Mahlers Brief ist undatiert. Nach Ausweis des Poststempels wurde er am 6. November 1910 abgeschickt. Bevor Mahler den Brief ins Kuvert steckte, schrieb er auf den oberen Rand des ersten Blatts, über dem Briefkopf: "Ob der Brief wol in Ihre Hände gelangt?" Und auf das Kuvert schrieb er: "Bitte nachzusenden!" Seine Sorge ist verständlich, denn er adressierte den Brief an das "Landhaus Thomas Mann" in Bad Tölz, von wo er Manns Sendung erhalten hatte. Er vermutete, dass sich der Autor zu dieser Jahreszeit nicht mehr dort aufhielt. Der Brief wurde richtig an seine neue Münchner Adresse in der Mauerkircherstraße weitergeleitet.

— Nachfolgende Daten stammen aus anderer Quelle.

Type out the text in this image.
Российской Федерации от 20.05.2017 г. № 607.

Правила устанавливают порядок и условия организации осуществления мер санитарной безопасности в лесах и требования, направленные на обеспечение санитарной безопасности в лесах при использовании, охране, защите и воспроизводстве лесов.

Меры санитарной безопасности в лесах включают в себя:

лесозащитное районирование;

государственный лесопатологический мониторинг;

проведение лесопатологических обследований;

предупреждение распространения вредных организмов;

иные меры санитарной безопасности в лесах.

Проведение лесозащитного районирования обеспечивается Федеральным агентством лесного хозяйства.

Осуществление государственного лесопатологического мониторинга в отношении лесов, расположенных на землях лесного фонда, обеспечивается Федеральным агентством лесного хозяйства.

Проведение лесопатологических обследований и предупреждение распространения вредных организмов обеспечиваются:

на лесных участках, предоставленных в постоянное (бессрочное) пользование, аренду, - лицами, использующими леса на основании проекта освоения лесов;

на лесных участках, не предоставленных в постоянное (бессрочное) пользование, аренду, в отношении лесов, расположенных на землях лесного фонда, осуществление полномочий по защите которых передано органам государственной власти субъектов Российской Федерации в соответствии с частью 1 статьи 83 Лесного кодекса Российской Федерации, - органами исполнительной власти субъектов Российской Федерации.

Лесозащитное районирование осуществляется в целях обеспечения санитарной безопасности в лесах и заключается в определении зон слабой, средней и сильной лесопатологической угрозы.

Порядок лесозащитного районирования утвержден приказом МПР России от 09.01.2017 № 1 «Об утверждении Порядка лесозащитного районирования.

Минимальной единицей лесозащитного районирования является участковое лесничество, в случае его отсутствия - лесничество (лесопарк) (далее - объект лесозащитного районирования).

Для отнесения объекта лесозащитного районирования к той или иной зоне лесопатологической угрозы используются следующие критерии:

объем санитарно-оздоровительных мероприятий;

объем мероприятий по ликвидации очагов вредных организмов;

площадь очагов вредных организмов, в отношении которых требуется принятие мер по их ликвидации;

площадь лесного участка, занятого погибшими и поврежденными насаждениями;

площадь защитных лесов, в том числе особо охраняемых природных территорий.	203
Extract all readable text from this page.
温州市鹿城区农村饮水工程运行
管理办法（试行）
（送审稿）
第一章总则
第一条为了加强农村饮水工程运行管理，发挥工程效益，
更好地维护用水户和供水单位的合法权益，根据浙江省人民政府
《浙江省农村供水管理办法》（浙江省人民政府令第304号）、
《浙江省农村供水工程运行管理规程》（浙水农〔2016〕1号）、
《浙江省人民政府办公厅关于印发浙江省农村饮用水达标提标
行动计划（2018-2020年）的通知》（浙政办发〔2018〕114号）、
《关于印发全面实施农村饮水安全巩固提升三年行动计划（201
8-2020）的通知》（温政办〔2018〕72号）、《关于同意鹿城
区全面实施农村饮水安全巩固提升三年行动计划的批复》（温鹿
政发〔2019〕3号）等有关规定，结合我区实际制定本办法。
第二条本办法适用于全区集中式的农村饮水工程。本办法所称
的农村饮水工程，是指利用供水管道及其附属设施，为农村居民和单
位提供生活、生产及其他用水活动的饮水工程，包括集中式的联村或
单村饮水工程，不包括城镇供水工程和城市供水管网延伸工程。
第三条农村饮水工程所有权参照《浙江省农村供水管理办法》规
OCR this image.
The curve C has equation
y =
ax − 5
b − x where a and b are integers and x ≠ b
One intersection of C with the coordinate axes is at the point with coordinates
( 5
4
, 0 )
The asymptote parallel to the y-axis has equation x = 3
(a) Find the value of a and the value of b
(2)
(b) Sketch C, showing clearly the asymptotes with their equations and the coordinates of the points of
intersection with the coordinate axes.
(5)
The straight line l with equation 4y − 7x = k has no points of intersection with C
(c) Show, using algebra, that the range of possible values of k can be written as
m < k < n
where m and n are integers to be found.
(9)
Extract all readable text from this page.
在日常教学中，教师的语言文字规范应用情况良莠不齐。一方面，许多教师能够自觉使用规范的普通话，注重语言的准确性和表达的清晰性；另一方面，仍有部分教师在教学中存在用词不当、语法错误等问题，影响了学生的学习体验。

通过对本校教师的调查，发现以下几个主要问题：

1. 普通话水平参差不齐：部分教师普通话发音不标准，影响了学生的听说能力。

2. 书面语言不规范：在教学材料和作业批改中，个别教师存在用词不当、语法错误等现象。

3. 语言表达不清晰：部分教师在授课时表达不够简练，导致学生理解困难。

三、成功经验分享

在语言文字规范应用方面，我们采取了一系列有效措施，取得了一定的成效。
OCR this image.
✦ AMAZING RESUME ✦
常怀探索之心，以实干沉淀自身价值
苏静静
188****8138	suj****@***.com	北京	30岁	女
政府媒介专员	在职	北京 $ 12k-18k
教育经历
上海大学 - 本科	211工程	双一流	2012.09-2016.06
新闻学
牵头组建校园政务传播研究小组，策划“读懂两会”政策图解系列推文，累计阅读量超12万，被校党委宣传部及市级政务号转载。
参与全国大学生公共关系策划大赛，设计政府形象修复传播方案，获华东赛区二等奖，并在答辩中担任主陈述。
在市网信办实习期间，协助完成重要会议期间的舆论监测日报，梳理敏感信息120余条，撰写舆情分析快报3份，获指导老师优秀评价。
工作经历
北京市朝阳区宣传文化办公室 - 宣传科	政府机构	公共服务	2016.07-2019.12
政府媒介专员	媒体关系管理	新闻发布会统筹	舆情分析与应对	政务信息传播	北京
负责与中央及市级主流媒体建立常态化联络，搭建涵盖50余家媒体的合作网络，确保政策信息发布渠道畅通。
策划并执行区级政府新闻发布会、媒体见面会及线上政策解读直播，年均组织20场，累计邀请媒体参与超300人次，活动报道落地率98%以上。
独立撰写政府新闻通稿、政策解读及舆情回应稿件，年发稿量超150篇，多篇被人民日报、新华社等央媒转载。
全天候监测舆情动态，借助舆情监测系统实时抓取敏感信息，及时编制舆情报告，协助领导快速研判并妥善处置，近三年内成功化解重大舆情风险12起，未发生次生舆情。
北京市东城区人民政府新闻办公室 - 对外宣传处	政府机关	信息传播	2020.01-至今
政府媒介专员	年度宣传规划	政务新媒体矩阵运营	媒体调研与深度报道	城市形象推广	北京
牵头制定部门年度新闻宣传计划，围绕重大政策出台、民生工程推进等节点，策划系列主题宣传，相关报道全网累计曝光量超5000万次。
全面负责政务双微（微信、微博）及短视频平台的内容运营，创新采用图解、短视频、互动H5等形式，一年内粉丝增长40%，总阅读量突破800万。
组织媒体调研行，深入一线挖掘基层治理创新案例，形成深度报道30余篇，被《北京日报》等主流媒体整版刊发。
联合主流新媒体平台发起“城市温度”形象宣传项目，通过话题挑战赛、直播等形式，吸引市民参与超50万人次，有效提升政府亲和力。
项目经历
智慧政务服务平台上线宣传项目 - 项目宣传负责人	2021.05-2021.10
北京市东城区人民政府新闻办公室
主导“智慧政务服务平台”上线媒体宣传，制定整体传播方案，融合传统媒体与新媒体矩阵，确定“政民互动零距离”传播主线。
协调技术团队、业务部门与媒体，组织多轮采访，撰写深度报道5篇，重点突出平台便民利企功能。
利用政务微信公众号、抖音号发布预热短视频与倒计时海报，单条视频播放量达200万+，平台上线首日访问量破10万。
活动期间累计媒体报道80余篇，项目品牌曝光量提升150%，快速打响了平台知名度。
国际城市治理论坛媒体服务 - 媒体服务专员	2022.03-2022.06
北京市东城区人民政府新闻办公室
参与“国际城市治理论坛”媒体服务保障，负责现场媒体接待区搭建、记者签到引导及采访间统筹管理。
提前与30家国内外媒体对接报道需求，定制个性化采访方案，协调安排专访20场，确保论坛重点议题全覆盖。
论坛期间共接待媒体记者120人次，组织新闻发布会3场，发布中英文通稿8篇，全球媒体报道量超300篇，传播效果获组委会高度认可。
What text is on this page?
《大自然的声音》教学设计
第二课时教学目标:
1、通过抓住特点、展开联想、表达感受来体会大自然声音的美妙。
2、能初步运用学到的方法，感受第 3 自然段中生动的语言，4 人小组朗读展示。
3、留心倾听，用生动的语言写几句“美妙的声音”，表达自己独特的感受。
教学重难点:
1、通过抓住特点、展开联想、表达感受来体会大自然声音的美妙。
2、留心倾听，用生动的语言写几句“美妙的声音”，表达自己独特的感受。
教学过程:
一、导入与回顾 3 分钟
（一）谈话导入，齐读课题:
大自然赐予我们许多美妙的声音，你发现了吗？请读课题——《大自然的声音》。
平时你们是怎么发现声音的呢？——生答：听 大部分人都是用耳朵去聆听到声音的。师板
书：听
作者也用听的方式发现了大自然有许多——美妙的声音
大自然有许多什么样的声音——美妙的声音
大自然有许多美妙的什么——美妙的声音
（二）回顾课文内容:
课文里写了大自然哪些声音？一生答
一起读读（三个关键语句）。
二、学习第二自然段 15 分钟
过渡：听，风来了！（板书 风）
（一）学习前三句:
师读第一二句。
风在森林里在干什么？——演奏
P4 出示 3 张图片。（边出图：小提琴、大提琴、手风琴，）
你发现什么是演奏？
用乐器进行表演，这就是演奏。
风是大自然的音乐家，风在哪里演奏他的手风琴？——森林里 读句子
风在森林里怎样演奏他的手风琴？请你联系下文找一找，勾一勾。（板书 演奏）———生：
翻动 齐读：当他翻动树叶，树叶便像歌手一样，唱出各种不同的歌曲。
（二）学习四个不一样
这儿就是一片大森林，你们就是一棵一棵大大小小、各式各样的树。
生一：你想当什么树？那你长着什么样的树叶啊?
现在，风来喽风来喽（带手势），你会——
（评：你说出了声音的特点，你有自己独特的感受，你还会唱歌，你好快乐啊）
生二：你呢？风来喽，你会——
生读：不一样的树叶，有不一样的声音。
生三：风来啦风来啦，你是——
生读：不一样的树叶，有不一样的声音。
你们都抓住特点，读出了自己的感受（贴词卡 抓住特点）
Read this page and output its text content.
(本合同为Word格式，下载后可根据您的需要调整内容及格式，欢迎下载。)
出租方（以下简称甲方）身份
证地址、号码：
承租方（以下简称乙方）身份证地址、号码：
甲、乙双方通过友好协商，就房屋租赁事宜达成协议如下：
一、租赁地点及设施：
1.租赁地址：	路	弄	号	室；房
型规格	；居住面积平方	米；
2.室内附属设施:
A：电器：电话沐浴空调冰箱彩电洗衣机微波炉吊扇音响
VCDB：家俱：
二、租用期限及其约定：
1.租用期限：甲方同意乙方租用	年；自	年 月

In der Sorge des schwer kranken Komponisten, dass sein Brief auch wirklich in Thomas Manns Hände gelange, schwingt wohl auch eine leise Ahnung seines herannahenden Endes mit, in Verbindung mit der Hoffnung, es möge zu einem erneuten Zusammentreffen kommen, "wenn unsere Wege sich wieder einmal kreuzen".

Ihre Wege kreuzten sich nicht wieder. Gustav Mahler starb am 18. Mai 1911 in Wien. Thomas und Katia Mann, zu der Zeit auf der Insel Brioni in der Adria, verfolgten die Zeitungsmeldungen zum Gesundheitszustand des ehemaligen Operndirektors mit höchster Anteilnahme. Kurz nach dem Ableben des verehrten Komponisten und Dirigenten wechselten die Manns ihr Ferienquartier und begaben sich nach Venedig, ins Hotel des Bains am Lido. Dort trat die Vorgeschichte der Novelle "Tod in Venedig" in ihre letzte Phase. Sie war von der Erschütterung durch Mahlers Tod überschattet - einer Trauer, die im letzten Satz der Novelle nachzittert: "Und noch desselben Tages empfing eine respektvoll erschütterte Welt die Nachricht von seinem Tode."

Hans Rudolf Vaget ist emeritierter Germanist in den USA und Mitherausgeber der Großen kommentierten Thomas-Mann-Ausgabe bei S. Fischer.